Throw up in someone’s food at a restaurant.

And then the next person says for instance this:

#2

Ask how much you get off for the ten finger discount.

And so on! There are no rules! Everything is allowed!

Good luck!

3

Punch an official in the face.

1 Like

#4

Hire a chef alleric to food and give it to the restaurant.

5

Go into a dressing room, wait a few minutes, then yell: "THERE’S NO TOILET PAPER IN HERE!"

4 Likes

#6

Ducttape the whole floor in a store.

7

Scream a Justin Bieber song in a large crowd.

2 Likes

8 Become a first world anarchist and mess up the flow.

1 Like

9- Burp loudly and say: “Hm. Didn’t think it’d taste like C4 coming back up”

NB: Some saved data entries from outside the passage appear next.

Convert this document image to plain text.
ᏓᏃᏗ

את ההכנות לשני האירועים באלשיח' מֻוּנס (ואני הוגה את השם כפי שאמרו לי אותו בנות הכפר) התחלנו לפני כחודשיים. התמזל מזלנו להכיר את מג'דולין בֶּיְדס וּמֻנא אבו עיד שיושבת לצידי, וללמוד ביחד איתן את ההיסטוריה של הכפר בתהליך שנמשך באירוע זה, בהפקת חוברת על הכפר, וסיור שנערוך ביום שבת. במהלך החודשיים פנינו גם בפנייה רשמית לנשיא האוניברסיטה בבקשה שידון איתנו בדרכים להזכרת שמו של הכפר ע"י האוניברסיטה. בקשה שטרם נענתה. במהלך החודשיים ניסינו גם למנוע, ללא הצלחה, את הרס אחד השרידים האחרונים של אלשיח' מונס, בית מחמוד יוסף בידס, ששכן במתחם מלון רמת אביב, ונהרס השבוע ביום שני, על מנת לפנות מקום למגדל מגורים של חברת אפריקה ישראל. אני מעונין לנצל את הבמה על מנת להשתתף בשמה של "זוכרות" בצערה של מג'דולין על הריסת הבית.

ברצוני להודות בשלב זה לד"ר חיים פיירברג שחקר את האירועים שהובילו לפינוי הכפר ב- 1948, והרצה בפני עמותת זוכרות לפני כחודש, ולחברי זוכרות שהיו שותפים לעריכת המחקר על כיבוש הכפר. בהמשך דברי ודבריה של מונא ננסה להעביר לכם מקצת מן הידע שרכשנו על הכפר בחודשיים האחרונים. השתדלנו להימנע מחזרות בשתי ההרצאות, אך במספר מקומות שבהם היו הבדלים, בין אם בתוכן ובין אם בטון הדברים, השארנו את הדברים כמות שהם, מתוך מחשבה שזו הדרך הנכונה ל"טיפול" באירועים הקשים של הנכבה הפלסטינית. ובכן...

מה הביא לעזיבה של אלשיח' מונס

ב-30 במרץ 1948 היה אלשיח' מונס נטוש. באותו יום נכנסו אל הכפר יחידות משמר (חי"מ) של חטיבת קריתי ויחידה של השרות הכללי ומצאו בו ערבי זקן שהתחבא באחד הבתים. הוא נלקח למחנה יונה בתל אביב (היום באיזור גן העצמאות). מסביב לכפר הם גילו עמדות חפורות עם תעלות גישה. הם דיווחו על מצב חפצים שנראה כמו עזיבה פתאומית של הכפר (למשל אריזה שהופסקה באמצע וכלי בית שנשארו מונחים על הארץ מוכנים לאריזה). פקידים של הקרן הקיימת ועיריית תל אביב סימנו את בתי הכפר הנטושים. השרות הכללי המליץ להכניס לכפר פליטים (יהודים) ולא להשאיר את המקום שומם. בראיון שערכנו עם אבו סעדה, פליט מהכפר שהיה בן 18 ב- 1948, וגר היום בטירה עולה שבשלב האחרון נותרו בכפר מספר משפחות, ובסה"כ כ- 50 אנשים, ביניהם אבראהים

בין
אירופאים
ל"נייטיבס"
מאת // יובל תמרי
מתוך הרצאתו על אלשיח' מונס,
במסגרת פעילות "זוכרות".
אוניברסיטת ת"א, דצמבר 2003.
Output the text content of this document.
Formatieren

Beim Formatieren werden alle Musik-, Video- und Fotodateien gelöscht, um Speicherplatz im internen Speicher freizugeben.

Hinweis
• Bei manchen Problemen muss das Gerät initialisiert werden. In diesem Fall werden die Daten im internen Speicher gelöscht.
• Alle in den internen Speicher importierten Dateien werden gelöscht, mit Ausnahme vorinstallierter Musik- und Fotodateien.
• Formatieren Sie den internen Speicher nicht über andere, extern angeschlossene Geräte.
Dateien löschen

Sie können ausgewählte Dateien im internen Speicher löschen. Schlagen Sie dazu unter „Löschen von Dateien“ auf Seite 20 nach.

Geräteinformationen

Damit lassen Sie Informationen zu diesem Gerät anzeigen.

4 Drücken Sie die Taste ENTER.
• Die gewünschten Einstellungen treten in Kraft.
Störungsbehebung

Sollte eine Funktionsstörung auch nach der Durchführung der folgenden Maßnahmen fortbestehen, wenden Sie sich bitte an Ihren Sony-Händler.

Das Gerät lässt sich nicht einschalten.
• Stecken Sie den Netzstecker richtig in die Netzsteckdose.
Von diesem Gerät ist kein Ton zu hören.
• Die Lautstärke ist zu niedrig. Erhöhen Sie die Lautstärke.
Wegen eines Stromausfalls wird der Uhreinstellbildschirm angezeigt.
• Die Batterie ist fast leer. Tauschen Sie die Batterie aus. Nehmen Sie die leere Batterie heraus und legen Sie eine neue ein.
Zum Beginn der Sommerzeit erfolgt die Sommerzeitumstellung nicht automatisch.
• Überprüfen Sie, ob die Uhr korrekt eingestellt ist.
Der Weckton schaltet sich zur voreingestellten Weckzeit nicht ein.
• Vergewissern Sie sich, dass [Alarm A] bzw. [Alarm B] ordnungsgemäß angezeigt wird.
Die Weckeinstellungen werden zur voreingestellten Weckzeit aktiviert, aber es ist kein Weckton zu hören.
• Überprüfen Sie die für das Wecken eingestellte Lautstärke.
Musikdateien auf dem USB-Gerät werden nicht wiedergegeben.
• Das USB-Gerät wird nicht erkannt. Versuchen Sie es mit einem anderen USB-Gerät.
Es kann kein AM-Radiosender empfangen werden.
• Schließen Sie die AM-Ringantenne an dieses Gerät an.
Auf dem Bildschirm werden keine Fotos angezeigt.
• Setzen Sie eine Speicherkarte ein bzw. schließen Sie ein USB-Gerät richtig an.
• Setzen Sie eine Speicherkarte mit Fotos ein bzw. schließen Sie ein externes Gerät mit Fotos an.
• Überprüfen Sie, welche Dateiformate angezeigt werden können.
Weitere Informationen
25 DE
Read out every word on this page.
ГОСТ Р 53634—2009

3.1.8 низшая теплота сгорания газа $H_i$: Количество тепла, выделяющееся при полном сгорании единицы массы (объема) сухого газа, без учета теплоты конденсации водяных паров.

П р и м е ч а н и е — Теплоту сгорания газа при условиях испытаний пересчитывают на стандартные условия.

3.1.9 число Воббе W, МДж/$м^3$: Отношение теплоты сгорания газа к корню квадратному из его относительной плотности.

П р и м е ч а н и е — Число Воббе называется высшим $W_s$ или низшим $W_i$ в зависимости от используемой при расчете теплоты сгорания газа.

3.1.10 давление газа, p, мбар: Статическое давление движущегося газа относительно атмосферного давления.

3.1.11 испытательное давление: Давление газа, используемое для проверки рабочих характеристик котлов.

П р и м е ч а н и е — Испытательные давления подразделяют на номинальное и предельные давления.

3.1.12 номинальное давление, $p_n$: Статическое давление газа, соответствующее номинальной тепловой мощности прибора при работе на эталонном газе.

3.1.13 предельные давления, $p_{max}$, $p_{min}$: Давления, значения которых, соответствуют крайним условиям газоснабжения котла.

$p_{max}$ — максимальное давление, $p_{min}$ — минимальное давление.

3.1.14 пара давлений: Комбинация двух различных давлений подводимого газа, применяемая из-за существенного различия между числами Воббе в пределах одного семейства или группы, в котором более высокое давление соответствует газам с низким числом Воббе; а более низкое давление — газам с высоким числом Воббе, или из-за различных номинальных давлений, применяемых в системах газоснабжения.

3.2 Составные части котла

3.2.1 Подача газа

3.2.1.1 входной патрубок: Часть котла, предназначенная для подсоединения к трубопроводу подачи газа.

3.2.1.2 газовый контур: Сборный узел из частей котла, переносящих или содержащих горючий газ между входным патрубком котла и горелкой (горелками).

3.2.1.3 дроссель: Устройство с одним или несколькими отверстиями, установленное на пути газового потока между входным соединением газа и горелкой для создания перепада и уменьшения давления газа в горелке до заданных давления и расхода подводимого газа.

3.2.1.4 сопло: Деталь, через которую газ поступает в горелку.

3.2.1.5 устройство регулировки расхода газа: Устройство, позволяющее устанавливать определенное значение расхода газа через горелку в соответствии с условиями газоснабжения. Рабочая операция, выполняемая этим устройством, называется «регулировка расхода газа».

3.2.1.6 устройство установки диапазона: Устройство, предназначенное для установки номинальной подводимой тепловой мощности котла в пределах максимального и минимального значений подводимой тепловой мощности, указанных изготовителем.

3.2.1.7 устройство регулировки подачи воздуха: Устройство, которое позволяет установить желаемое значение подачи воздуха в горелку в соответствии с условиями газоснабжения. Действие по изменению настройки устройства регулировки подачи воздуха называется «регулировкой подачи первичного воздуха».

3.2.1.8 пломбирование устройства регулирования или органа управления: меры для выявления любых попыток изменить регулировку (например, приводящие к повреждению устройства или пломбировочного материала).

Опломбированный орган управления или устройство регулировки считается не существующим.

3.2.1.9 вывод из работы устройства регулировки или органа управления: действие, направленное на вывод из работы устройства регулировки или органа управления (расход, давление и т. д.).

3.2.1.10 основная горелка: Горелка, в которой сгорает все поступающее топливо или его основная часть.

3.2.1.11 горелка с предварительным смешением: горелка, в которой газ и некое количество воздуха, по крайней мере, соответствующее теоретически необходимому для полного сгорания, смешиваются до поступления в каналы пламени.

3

10 rig the store speakers to play the audio from a laptop you are playing Counter-Strike on “I am planting the bomb.”

1 Like

11

Moan loadly in the middle of cla–

12

While walking through the clothing department, ask yourself loud enough for all to hear, “Who BUYS this junk, anyway?”

13

smash every mirror in the building

14

Look right into the security camera, and use it as a mirror while you pick your nose.

2 Likes

15

Attempt to play Payday in real life.

^ Great idea ^

2 Likes

16

Go outside to the payphones, call the store and ask them to page customer “Mike Hunt” (or “Harry Butz”, etc.)

Done, now what? :smiley:

17

Talk to yourself loudly saying that the owner of this store is a numbnut.

18

Walk into the clothing isle and calmly strip, fold your clothing, and hang it up on the racks with other clothing of the type. Then proceed to pick out new clothing to put on and walk around the store in it.

3 Likes

19
Quite simply shout something profane.

20
Hold out your cellphone like you’re doing something on it and intentionally bump into people as you walk around then make rude remarks about how it’s their fault.